Role Star selections
- Cr0ng (Nam Ki-cheol) – 2020

All-Star Game selections
- Shu (Kim Jin-Seo) – 2019, 2020
- Cr0ng (Nam Ki-cheol) – 2020

All-Star Game head coaches
- J1n (Cho Hyo-Jin) – 2020

==Academy team==

On 13 March 2019, GZ Academy, also known as GZA, was founded as the academy team of Guangzhou Charge.
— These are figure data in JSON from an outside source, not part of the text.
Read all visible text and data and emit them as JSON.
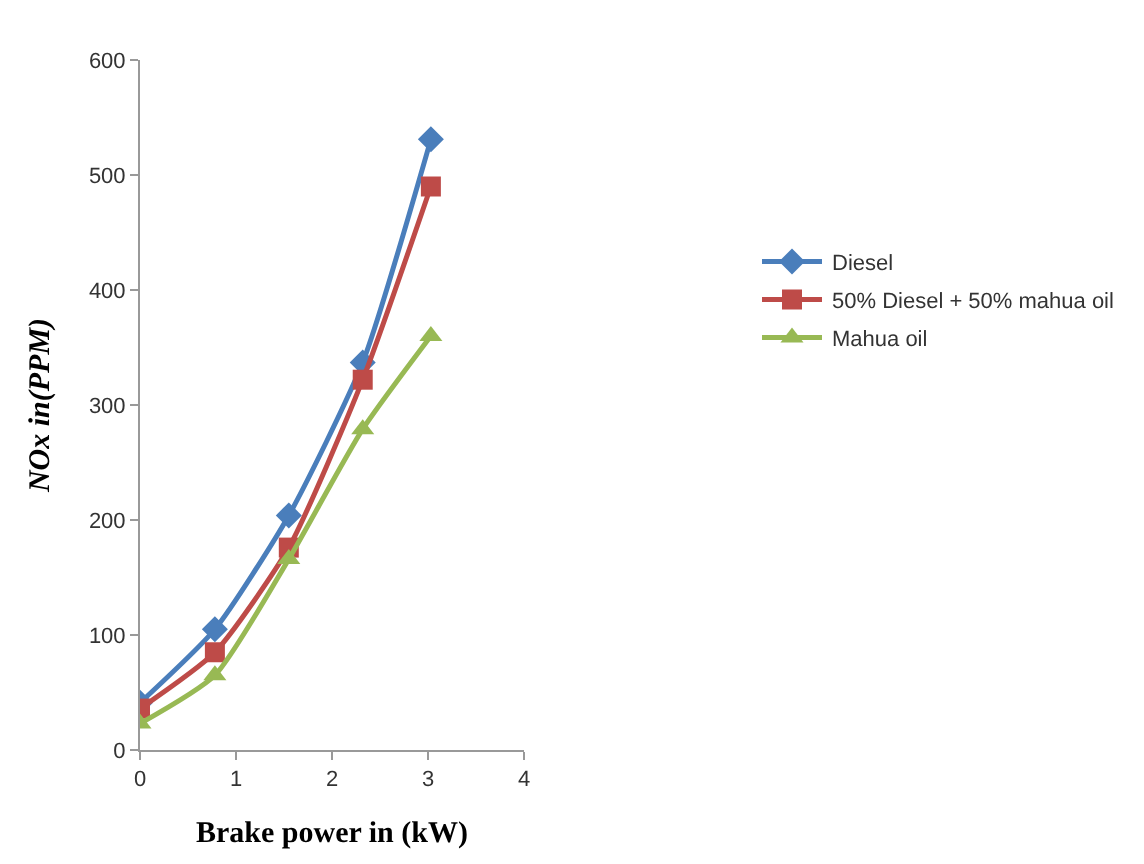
{
  "chart_data": {
    "type": "line",
    "xlabel": "Brake power in (kW)",
    "ylabel": "NOx in(PPM)",
    "x": [
      0,
      0.78,
      1.55,
      2.32,
      3.03
    ],
    "series": [
      {
        "name": "Diesel",
        "color": "#4a7ebb",
        "marker": "diamond",
        "values": [
          41,
          105,
          204,
          337,
          531
        ]
      },
      {
        "name": "50% Diesel + 50% mahua oil",
        "color": "#be4b48",
        "marker": "square",
        "values": [
          36,
          85,
          176,
          322,
          490
        ]
      },
      {
        "name": "Mahua oil",
        "color": "#98b954",
        "marker": "triangle",
        "values": [
          23,
          65,
          166,
          279,
          360
        ]
      }
    ],
    "xlim": [
      0,
      4
    ],
    "xticks": [
      0,
      1,
      2,
      3,
      4
    ],
    "ylim": [
      0,
      600
    ],
    "yticks": [
      0,
      100,
      200,
      300,
      400,
      500,
      600
    ],
    "legend": "right"
  }
}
After a 1-4 finish in their first season of Overwatch Contenders, team shut down on 30 May, citing a focus on preparations for the Charge's 2020 home arena and teamhouse. On 2 July, in the middle of the second season of 2019 Contenders, it was announced that the roster of Chinese Contenders team The One Winner (T1w) had been signed as the new academy team of Guangzhou Charge, rebranding themselves to T1w.GZA. In 2020, the Charge ended their partnership with T1w. Another OWC team Ignition One (IO) was rebranded to Ultra Prime Academy as the academy team of the Charge.